Sementara saingan terkuatnya, mantan perdana menteri dari Partai Batkivshchyna, Yulia Tymoshenko, diperkirakan hanya memperoleh 13 persen suara.
Selain sebagai pemilik perusahaan permen dan coklat, Poroshenko juga dikenal sebagai politisi kawakan di negeri yang bertetangga dengan Rusia itu.
Pemilihan presiden Ukraina berlangsung hari Minggu kemarin (25/5) di tengah kekerasan mematikan yang terjadi di kawasan timur negeri itu dan aktivitas kelompok pro-Rusia yang mencegah rakyat ikut memilih.
Pemilihan ini adalah babak lanjutan dari kriris politik di Ukraina setelah presiden Viktor Yanukovych yang pro Rusia dilengserkan. Menyusul pelengseran Yanukovych itu, republik otonom Krimea di tepi Laut Kaspia melepaskan diri dari Ukraina dan bergabung dengan Rusia.
Kerusuhan terjadi di kawasan Donetsk dan Luhansk.
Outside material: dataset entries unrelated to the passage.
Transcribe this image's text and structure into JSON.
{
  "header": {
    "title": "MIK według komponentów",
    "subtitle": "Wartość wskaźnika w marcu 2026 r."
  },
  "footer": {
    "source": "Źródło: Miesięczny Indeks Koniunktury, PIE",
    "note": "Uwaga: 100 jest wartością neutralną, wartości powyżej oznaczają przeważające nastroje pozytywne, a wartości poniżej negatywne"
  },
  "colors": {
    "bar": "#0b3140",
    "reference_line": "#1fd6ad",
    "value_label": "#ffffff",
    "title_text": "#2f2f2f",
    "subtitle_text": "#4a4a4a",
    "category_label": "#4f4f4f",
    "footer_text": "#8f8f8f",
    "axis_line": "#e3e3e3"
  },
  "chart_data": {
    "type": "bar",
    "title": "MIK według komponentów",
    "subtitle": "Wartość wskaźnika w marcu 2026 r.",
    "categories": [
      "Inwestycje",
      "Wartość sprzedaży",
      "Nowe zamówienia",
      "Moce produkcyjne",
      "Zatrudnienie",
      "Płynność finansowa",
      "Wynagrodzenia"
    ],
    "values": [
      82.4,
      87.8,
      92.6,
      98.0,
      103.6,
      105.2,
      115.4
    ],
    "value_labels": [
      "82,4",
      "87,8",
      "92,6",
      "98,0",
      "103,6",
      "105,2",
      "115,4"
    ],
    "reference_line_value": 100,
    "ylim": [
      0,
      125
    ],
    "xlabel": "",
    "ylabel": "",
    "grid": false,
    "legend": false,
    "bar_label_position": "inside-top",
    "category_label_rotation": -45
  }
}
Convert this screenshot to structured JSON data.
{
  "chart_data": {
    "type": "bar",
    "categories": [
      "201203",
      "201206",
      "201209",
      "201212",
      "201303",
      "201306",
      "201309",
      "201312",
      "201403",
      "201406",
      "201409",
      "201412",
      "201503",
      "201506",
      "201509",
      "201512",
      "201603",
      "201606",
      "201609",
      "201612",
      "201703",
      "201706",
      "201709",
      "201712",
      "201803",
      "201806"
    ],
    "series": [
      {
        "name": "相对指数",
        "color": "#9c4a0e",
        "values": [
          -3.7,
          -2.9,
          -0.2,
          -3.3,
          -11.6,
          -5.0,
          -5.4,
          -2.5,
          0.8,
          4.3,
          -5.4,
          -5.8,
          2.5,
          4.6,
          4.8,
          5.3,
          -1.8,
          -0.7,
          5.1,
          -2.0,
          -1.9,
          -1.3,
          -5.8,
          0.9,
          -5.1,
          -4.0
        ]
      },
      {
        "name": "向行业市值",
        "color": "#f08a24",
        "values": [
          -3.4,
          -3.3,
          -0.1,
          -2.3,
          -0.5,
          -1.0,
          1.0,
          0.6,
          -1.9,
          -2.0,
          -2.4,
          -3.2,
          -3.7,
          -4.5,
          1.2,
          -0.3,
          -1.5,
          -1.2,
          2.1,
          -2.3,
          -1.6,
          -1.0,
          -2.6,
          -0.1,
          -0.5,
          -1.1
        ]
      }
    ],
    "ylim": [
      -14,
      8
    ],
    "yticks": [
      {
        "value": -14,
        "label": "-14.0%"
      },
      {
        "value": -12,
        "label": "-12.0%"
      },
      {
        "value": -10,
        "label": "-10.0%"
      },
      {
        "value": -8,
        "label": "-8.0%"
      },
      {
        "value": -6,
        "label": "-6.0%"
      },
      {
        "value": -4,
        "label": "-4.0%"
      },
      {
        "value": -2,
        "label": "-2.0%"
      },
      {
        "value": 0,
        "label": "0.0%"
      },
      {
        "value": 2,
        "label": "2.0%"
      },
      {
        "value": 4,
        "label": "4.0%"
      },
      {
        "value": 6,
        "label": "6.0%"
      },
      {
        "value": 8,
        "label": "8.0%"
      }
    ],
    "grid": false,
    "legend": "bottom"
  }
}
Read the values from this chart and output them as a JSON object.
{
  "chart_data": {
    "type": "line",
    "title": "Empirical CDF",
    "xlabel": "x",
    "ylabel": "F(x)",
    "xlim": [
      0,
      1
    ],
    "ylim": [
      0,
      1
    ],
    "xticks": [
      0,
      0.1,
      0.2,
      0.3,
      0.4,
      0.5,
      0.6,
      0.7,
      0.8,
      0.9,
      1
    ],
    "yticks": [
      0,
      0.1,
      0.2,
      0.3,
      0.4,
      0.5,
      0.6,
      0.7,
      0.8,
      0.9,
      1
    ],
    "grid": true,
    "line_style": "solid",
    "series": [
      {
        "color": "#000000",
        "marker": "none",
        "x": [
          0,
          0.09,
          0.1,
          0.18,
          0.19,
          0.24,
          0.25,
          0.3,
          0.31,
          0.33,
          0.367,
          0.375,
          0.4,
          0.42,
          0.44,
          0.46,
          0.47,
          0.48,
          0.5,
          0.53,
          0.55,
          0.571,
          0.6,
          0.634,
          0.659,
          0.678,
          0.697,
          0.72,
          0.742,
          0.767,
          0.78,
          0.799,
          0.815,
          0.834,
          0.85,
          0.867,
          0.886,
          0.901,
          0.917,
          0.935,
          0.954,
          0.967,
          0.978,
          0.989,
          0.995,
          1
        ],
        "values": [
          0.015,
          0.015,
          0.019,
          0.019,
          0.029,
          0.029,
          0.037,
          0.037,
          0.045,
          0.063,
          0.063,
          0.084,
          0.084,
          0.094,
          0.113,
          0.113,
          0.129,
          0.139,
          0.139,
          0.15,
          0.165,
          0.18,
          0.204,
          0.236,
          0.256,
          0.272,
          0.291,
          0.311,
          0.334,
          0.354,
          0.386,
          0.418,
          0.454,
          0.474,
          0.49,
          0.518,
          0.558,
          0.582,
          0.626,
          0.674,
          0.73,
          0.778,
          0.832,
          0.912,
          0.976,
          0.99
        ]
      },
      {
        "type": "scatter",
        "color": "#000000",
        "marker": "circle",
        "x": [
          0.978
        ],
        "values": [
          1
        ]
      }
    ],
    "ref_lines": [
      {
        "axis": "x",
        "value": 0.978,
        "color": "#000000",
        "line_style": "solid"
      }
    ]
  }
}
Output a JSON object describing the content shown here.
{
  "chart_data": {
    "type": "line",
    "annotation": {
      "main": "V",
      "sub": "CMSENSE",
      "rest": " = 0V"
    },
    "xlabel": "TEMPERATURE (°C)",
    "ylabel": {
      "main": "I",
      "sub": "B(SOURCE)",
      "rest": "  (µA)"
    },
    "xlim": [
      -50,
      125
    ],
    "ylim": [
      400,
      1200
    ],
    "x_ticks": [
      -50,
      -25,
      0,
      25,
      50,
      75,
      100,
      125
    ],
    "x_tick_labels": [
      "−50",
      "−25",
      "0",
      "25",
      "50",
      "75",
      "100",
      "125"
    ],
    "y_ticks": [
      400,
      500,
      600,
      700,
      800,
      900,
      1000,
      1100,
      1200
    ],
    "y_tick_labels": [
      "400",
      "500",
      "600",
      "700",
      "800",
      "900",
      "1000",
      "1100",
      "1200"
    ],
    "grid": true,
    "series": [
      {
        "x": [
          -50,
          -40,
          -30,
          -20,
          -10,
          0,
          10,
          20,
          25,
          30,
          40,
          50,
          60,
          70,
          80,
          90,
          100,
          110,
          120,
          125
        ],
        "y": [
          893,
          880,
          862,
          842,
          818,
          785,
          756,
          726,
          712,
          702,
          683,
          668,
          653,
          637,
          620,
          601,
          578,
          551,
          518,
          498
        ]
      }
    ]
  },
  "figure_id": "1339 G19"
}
Di tempat itu kelompok separatis yang pro Rusia berkuasa. Tidak banyak pemilih yang memberikan suara di kedua wilayah itu.
Sampai saat TPS ditutup pukul 15.00 waktu setempat, hanya 528 polling TPS dari 2.430 TPS yang buka di Donetsk. Petugas menyebutkan, hanya 11,8 persen pemilih yang datang ke TPS untuk memberikan suara.